A critical component of this debate also has to do with the nature of cause and effect in social systems, especially those in which feedback is a critical factor. Learning environments are inevitably saturated with sources
of feedback from the child’s response to a question, to the pressures of high-stakes tests on curricular implementation. One can say with equal persuasion that use of a particular set of curricular materials caused the assignment of a student’s score, which caused the student to learn the material in a curriculum. Cause and effect is best used to describe events in a temporal sequence where results can be proximally tied to causes based on the elimination of other sources of effect.
It is worth pointing out that the issues debated by members of this committee are not new, but have a long history in complex fields where the limitations of the scientific method have been recognized for a long time. Ecology, immunology, epidemiology, and neurobiology provide plenty of examples where the use of alternative approaches that include dynamical systems, game theory, large-scale simulations, and agent-based models have proved to be essential, even in the design of experiments. We do not live on a fixed landscape and, consequently, any intervention or perturbation of a system (e.g., the implementation of new curricula) can alter the landscape. The fact that researchers select a priori specific levels of aggregation (often dictated by convenience) and fail to test the validity of their results to such choices is not only common, but extremely limiting (validity).
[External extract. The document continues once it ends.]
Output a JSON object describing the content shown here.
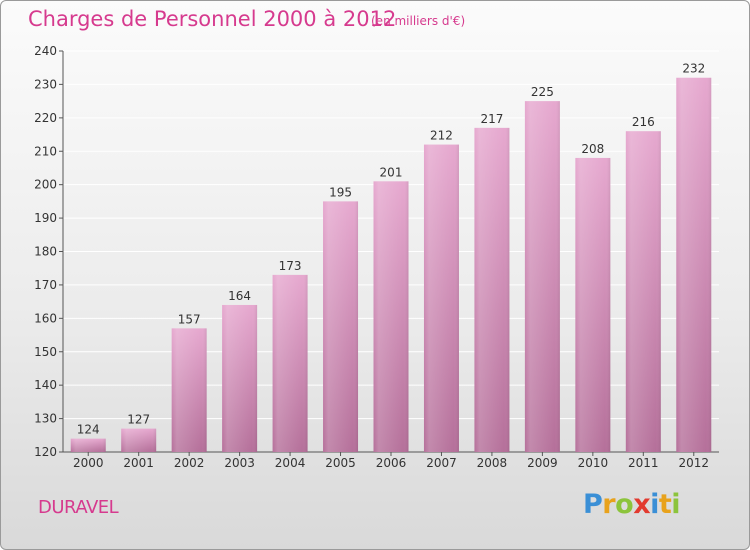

In addition, we live in a world where knowledge generated at one level (often not the desired level) must be used to inform decisions at a higher level. How one uses scientifically collected knowledge at one level to understand the dynamics at higher levels is still a key methodological and philosophical issue in many scientific fields of inquiry. Genomics, a highly visible field at the moment, offers many lessons. The identification of key genes (and even the mapping of the human genome) is not enough to predict their expression (e.g., cancers) or to have enough knowledge that will help us to regulate them (e.g., cures to disease). “Nontraditional methods” are needed to make this fundamental jump. The evaluation of curricula successes is not a less complex enterprise and no single approach holds the key.
The committee does not need to solve these essential intellectual debates in order to fulfill its charge; rather, it chose to put forward a framework that could support an array of methods and forms of inference and evidence.